It is difficult to imagine there ever being an awareness-raising AIDs-style "training" day, let alone a whole week. But, in retrospect, that is what we have just had - if unofficially and without pretty ribbons.
On Monday, at the Partnership Awards ceremony, businesses rewarded universities which had developed innovative skills-oriented courses. On Tuesday the Government's much-touted Lifetime Learning document called for ideas on making lifetime learning "a reality". On Wednesday the Institute for Public Policy Research published Employee Training, a survey into the state of in-work training in the United Kingdom. On Thursday, Realising the Vision: a skills passport was released by the Confederation of British Industry as an update to its influential Towards a Skills Revolution.
Coincidence rather than contrivance, but taken together these separate events reveal the thinking among those supposedly constructing the training framework. On core skills everyone will be singing from the same hymn sheet this Christmas. Last month the TUC called for a core skills "gold standard". This week the CBI called not only for a skills passport but also a DFEE-backed core skills task force. Everywhere higher education is devising innovative skills-based courses to prepare undergraduates for work - so much so that the Partnership Awards are to end, their job done to the trustees' satisfaction. Everywhere, too, employees have got the message: with today's unsettled job prospects, they need to be as skilled as possible.
So where is the problem? It lies with Government's lack of will to drive home training requirements. The lifetime learning document comes extraordinarily late. Nor is lateness compensated for by a clear blueprint for action. This is a hastily-packaged hotchpotch of muddled policy, a cry for help concealed as a consultative document. The Government is in a fix. Despite much time spent ostensibly trying to sort out the 14-19-year-old academic and vocational framework, even that is still not satisfactory. But worse, the vast majority of people who will comprise the workforce in the year 2000, and who need skills, are past school age. If there is to be a skills revolution tomorrow, it must embrace today's workers and unemployed.
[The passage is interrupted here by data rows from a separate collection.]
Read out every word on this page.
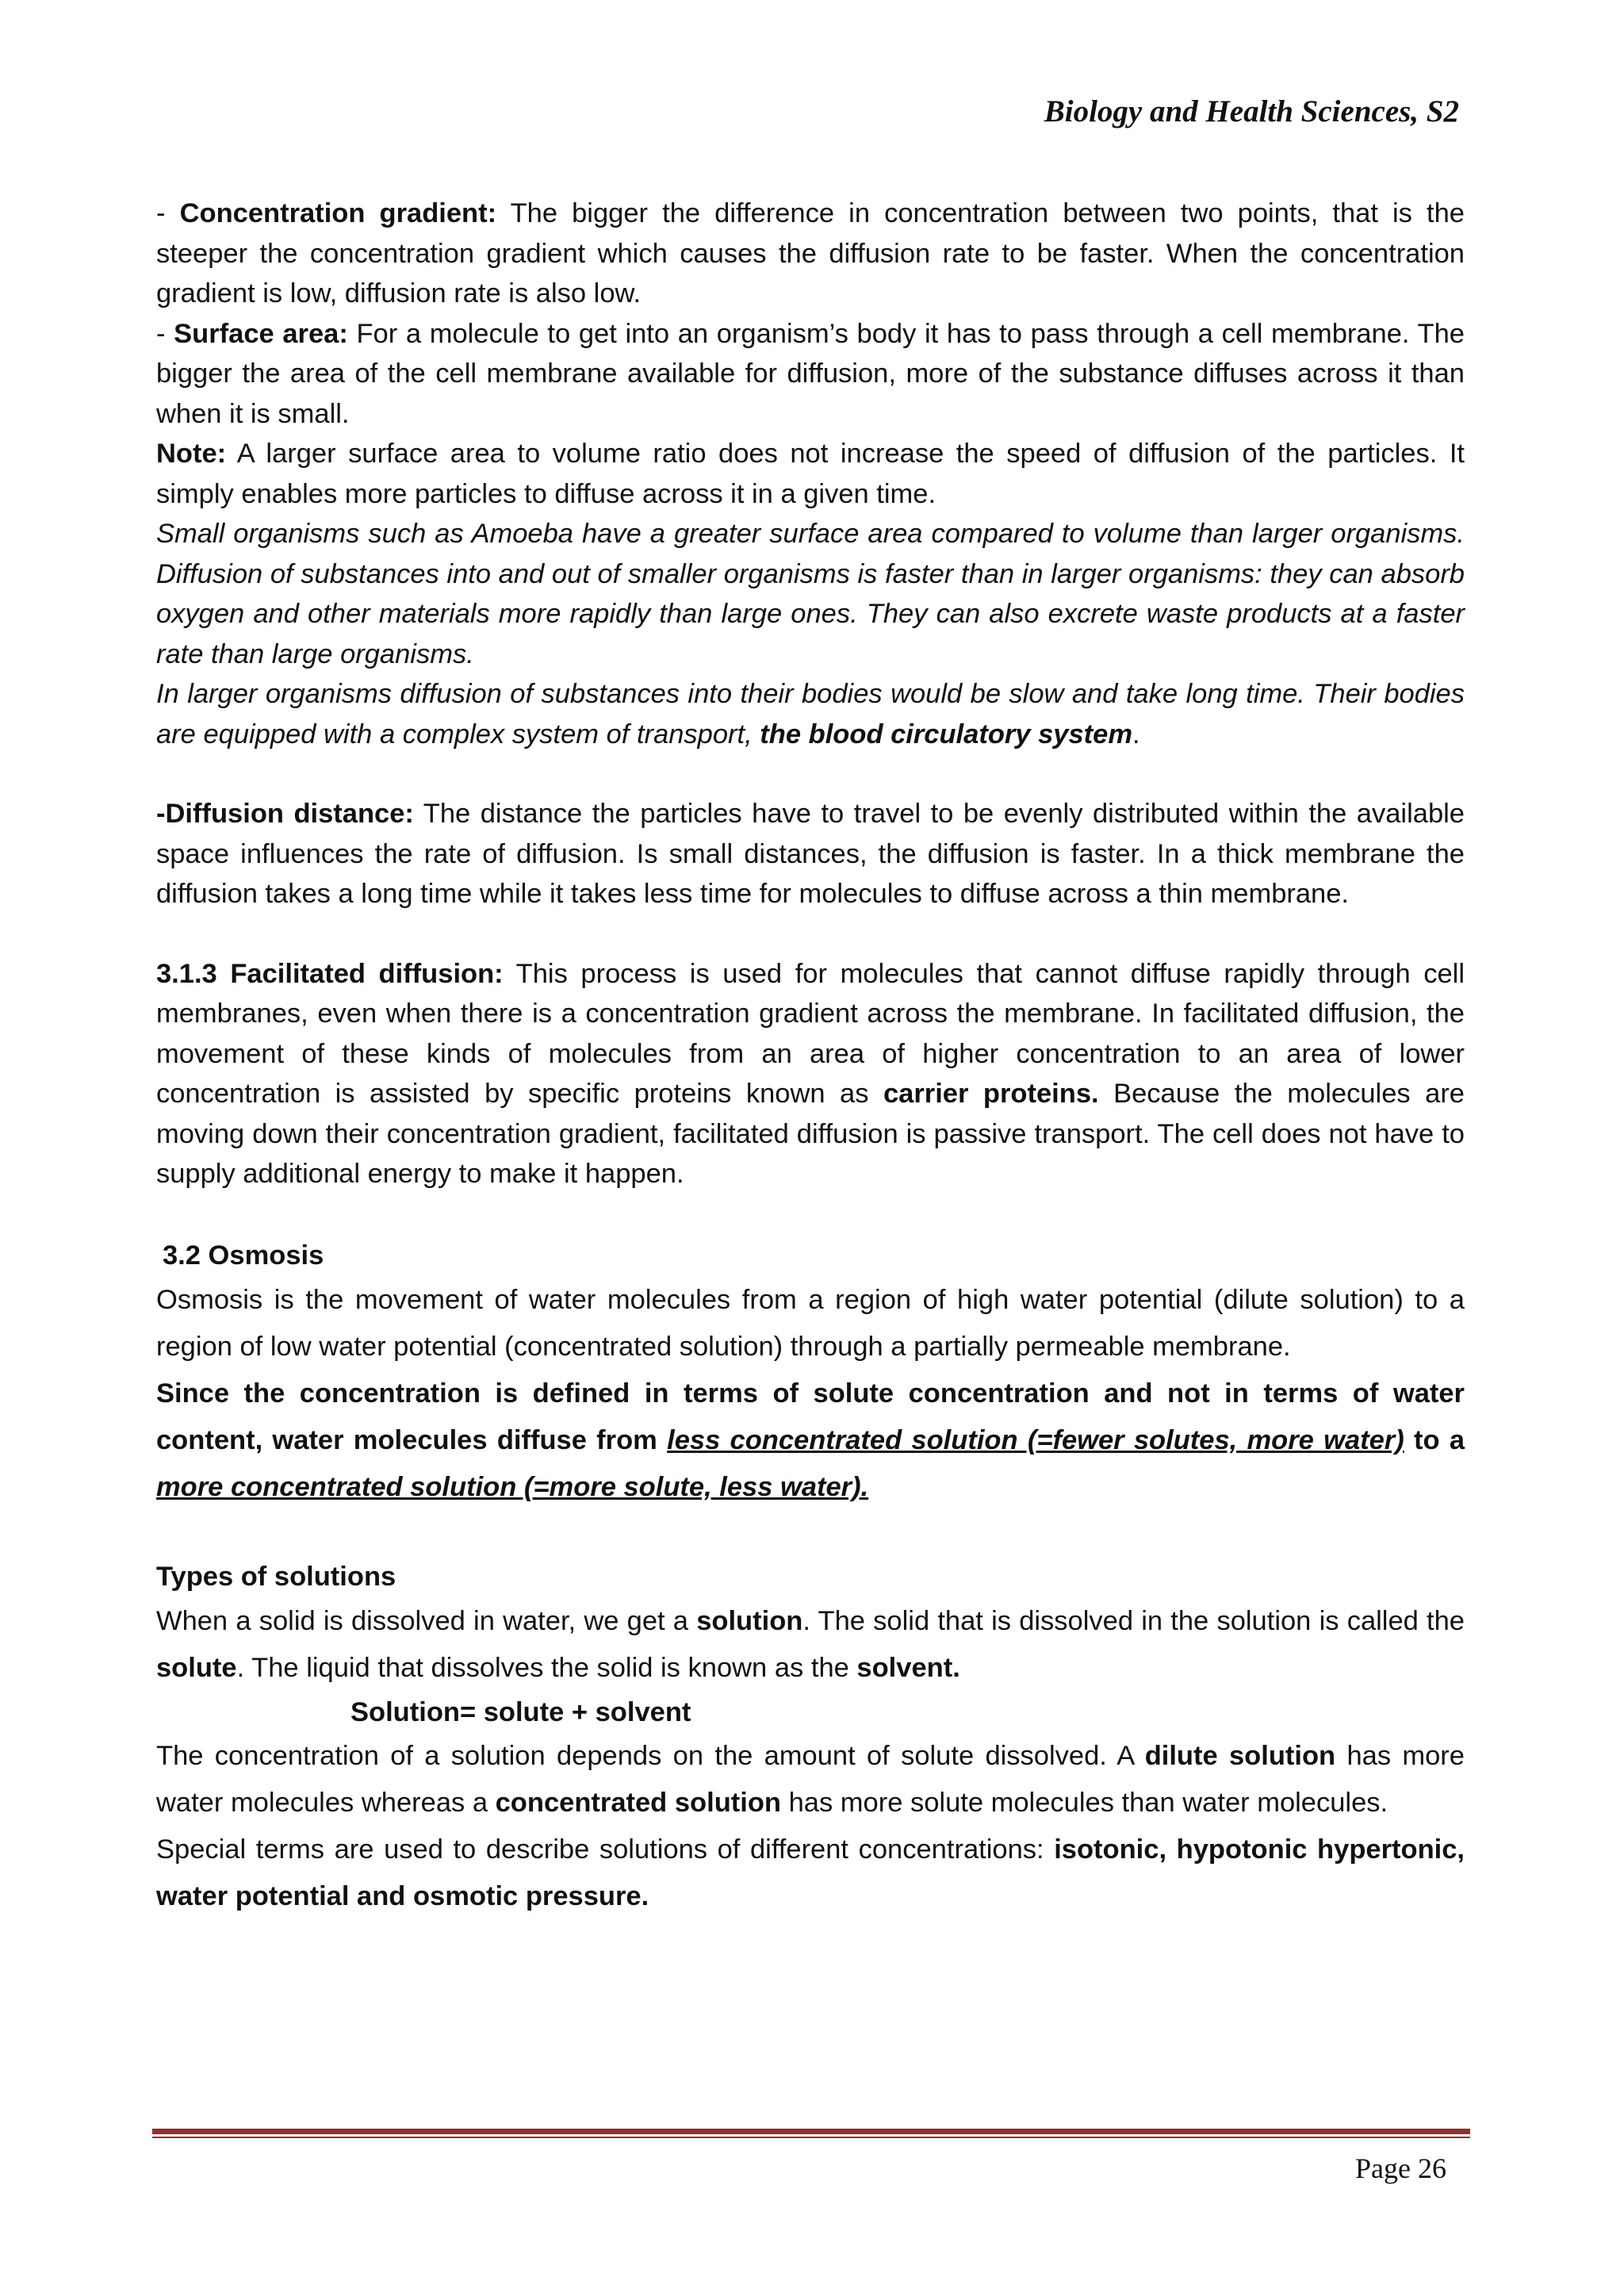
Biology and Health Sciences, S2

- Concentration gradient: The bigger the difference in concentration between two points, that is the steeper the concentration gradient which causes the diffusion rate to be faster. When the concentration gradient is low, diffusion rate is also low.

- Surface area: For a molecule to get into an organism’s body it has to pass through a cell membrane. The bigger the area of the cell membrane available for diffusion, more of the substance diffuses across it than when it is small.

Note: A larger surface area to volume ratio does not increase the speed of diffusion of the particles. It simply enables more particles to diffuse across it in a given time.

Small organisms such as Amoeba have a greater surface area compared to volume than larger organisms. Diffusion of substances into and out of smaller organisms is faster than in larger organisms: they can absorb oxygen and other materials more rapidly than large ones. They can also excrete waste products at a faster rate than large organisms.

In larger organisms diffusion of substances into their bodies would be slow and take long time. Their bodies are equipped with a complex system of transport, the blood circulatory system.

-Diffusion distance: The distance the particles have to travel to be evenly distributed within the available space influences the rate of diffusion. Is small distances, the diffusion is faster. In a thick membrane the diffusion takes a long time while it takes less time for molecules to diffuse across a thin membrane.

3.1.3 Facilitated diffusion: This process is used for molecules that cannot diffuse rapidly through cell membranes, even when there is a concentration gradient across the membrane. In facilitated diffusion, the movement of these kinds of molecules from an area of higher concentration to an area of lower concentration is assisted by specific proteins known as carrier proteins. Because the molecules are moving down their concentration gradient, facilitated diffusion is passive transport. The cell does not have to supply additional energy to make it happen.

3.2 Osmosis

Osmosis is the movement of water molecules from a region of high water potential (dilute solution) to a region of low water potential (concentrated solution) through a partially permeable membrane.

Since the concentration is defined in terms of solute concentration and not in terms of water content, water molecules diffuse from less concentrated solution (=fewer solutes, more water) to a more concentrated solution (=more solute, less water).

Types of solutions

When a solid is dissolved in water, we get a solution. The solid that is dissolved in the solution is called the solute. The liquid that dissolves the solid is known as the solvent.

Solution= solute + solvent

The concentration of a solution depends on the amount of solute dissolved. A dilute solution has more water molecules whereas a concentrated solution has more solute molecules than water molecules.

Special terms are used to describe solutions of different concentrations: isotonic, hypotonic hypertonic, water potential and osmotic pressure.

Page 26
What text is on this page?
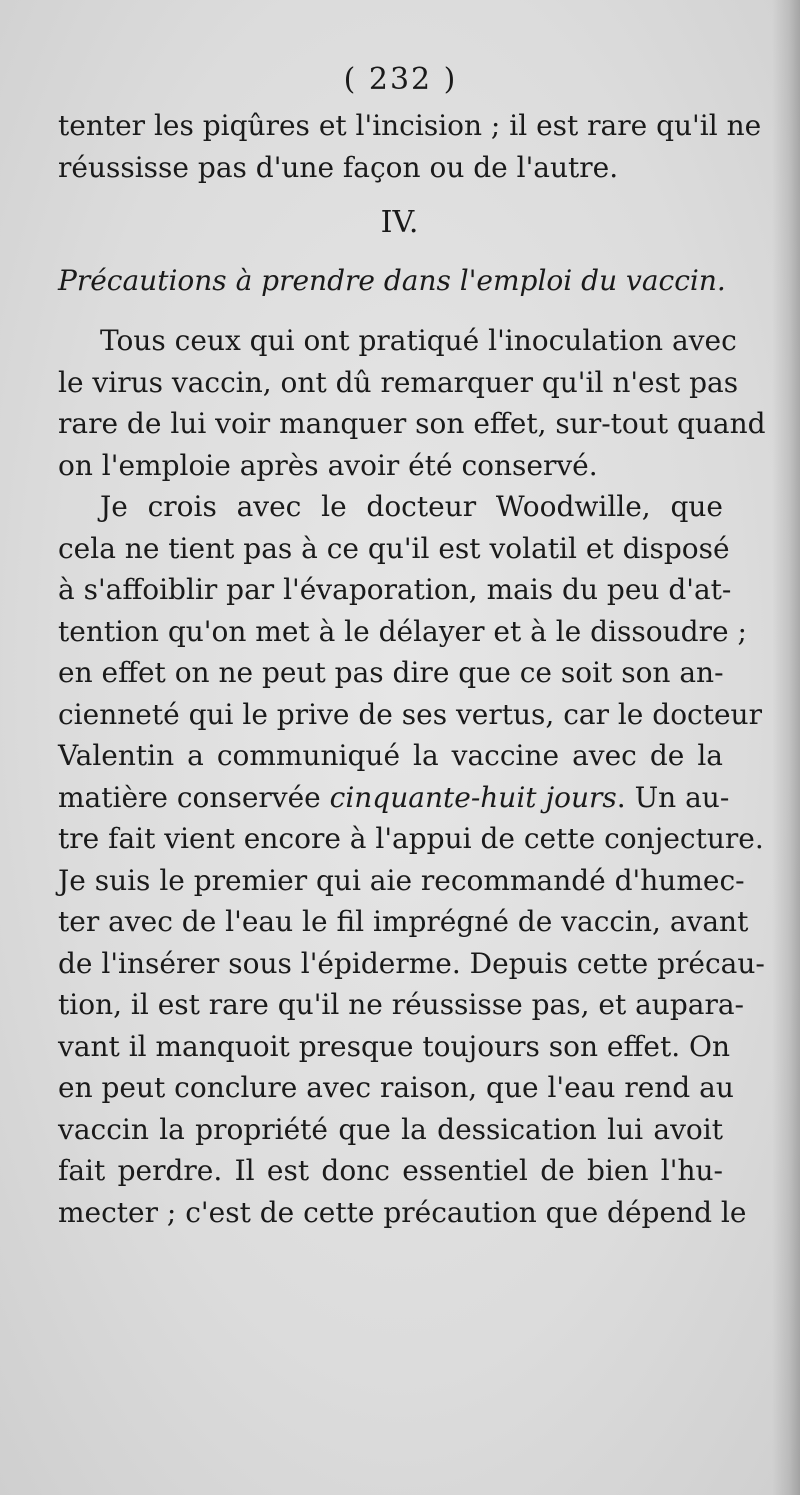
( 232 )
tenter les piqûres et l'incision ; il est rare qu'il ne
réussisse pas d'une façon ou de l'autre.
IV.
Précautions à prendre dans l'emploi du vaccin.
Tous ceux qui ont pratiqué l'inoculation avec
le virus vaccin, ont dû remarquer qu'il n'est pas
rare de lui voir manquer son effet, sur-tout quand
on l'emploie après avoir été conservé.
Je crois avec le docteur Woodwille, que
cela ne tient pas à ce qu'il est volatil et disposé
à s'affoiblir par l'évaporation, mais du peu d'at-
tention qu'on met à le délayer et à le dissoudre ;
en effet on ne peut pas dire que ce soit son an-
cienneté qui le prive de ses vertus, car le docteur
Valentin a communiqué la vaccine avec de la
matière conservée cinquante-huit jours. Un au-
tre fait vient encore à l'appui de cette conjecture.
Je suis le premier qui aie recommandé d'humec-
ter avec de l'eau le fil imprégné de vaccin, avant
de l'insérer sous l'épiderme. Depuis cette précau-
tion, il est rare qu'il ne réussisse pas, et aupara-
vant il manquoit presque toujours son effet. On
en peut conclure avec raison, que l'eau rend au
vaccin la propriété que la dessication lui avoit
fait perdre. Il est donc essentiel de bien l'hu-
mecter ; c'est de cette précaution que dépend le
The biggest problem is convincing employers that training is worthwhile. Educators and employees may agree but among employers many are still unconvinced. In particular they remain unenthusiastic about contributing to training the least skilled and least employable. Their reluctance is reinforced by messages like that last month from the Employment Policy Institute, that a skills revolution is unlikely to solve unemployment and send the economy sailing ahead in the 21st century. The IPPR report shows that employer bias is leading to a divided training system, with mainly the well-educated getting a bite of the "training cherry" in preference to the poorly educated.
To give it credit, the Government realises that employers are too tardy. The lifetime learning document is mainly addressed to them because, as an early paragraph has it, "employers must lie at the heart of all efforts to increase participation in lifetime learning". The CBI, which so often shows how companies are leading the crusade towards a skilled economy, also targets employers. It calls for a learning contract between the Government, employers and individuals and for a national company campaign to achieve the Investors in People standard.
It also calls for voluntary individual learning accounts. And here is the rub. Business contributes Pounds 28 billion for training, Government Pounds 37.4 billion and individuals Pounds 12.6 billion. The CBI is to study whether that Pounds 28 billion is enough. Almost certainly it is not. But while prospective funding remains voluntary, it is likely to be inadequate. The Government has ruled out compulsion. Labour is still umming and aahing. But unless the politicians twist arms nothing much will happen.